The year is 2022. The world is an overpopulated and polluted place, where the oceans are dead and many common creatures are now extinct. The wealthy elite live in the protected countryside, while the great unwashed masses reside amid general squalor in crowded tenements within the cities. The population of New York is over 40,000,000. Trees are only found in museums. Most people depend for survival on rations manufactured by a large and heartless conglomerate. The future of mankind is bleak, indeed.

This is not the script for a new Al Gore movie, or a Democratic National Committee position paper on Republican policies. No, it is the storyline of a 1973 movie called “Soylent Green”, starring Charlton Heston. In this bleak and heartless fictional world, most people are dependent on rations called “Soylent Green”, manufactured by the Soylent Corporation. Heston's character, a New York detective investigating a murder, stumbles across a secret that no one in power wants revealed. Soylent Green, it turns out, is made from the remains of dead people.

As he is taken away by authorities at the end of the movie, he can be heard screaming, “Soylent Green is people!”

And the same can be said for workers' compensation regulators.

I spent much of last week at the Southern Association of Workers' Compensation Administrators (SAWCA) All Committee Conference at the Greenbrier Resort in White Sulphur Springs, WV. While I have been fairly active in the IAIABC, another regulators association, this was my first time at a SAWCA event.

The job of a workers' compensation regulator is a difficult and thankless one. Usually appointed by their state's Governor, they are considered by many as part of the political elite, far removed from the trenches where the masses toil on a daily basis. They are, for some, faceless bureaucrats, whose sole mission in life is to confuse and bewilder; whose simple joy is found in the creation of impossible complexities to confound and complicate the “great unwashed” within our industry. It is an unfair and inaccurate view.

In my experience, both at IAIABC and now SAWCA, most regulators are dedicated professionals genuinely concerned with overseeing the best system possible. I have found them very open and approachable. They are, quite generally, regular people provided limited resources and tasked with doing the impossible; take what the legislators provide and make sense of it. Oh, and while they are at it, they must deal with multiple stakeholders with different viewpoints and objectives, and keep them all happy. Sounds simple, doesn't it?

At this SAWCA event, I moderated a panel that was created specifically for me. It was called, “Things that make me go, Hmmmm, with Bob Wilson”. On the panel was Kentucky Commissioner Dwight Lovan, Georgia Chairman Frank McKay, New Mexico General Counsel Rachel Bayless, and AIG Government Relations Officer Tom Glasson. There were no restrictions on what I could ask, and these participants did not receive my questions in advance. There were candid discussions on Opt Out, Medical Marijuana and addressing the growing disability problem. My personal highlight was when I got to ask them, “As regulators you must deal with a variety of stakeholders. Which ones are the biggest pain in the ass?”

I got some very honest answers to that question – answers that I will not share here, as I promised to keep their specific responses confidential in order to foster a more open dialogue (If we do it again you will just have to attend the next SAWCA meeting to know what they said). Suffice it to say that these are people who deeply care about what they do, and their answers were anything but that expected of faceless bureaucrats (although Frank McKay should probably someday run for Governor – his answer showed skilled political adeptness).

The real challenge for these people is they are essentially temporary employees assigned to the regulatory world. Some of them may not even have come to their position with much experience in workers' comp. Those that have comp experience may still be challenged, as our heavily compartmentalized world means that one section of our industry does not fully understand the process of other sections. This often means a very steep learning curve must be applied for new regulators assuming their roles. However, I can assure you that the vast majority of people I have met in these roles care about what they do, and take their responsibilities very, very seriously.
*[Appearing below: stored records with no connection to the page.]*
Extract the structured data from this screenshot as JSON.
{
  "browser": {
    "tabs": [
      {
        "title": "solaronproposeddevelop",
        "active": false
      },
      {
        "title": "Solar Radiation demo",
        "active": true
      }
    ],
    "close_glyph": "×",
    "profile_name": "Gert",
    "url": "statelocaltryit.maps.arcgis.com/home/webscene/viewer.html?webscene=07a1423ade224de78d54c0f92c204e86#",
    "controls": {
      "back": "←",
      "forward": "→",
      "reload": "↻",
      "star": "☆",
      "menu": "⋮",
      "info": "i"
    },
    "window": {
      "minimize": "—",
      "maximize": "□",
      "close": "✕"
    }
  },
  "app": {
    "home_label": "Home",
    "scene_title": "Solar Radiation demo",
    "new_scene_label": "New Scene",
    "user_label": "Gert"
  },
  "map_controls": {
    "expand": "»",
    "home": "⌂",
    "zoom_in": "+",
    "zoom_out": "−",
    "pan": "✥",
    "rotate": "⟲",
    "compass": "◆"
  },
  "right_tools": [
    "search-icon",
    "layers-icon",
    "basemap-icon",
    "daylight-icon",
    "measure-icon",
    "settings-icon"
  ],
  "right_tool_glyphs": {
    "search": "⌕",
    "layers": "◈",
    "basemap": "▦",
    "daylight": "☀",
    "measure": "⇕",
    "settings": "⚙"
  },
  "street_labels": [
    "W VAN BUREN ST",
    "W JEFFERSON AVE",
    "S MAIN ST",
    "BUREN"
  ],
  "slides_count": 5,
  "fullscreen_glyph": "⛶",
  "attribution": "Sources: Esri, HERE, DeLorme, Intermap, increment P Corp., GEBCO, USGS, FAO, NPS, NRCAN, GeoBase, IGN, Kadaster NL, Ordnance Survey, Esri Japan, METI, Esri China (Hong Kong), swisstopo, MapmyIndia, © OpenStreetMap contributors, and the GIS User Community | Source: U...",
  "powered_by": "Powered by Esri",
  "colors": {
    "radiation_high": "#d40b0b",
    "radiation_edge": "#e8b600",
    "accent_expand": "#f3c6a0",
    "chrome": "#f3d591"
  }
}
There is little doubt that we, the great unwashed masses that toil in the trenches of workers' comp, do not spend a great deal of time thinking of those who run this complex system. When we do however, we should be assured that despite the sometimes archaic world they oversee, many regulators are doing the best with the assets they have. They are human, and as such are as fallible as the rest of us. We would be better off if we remembered that fact from time to time.

After all, regulators is people, too.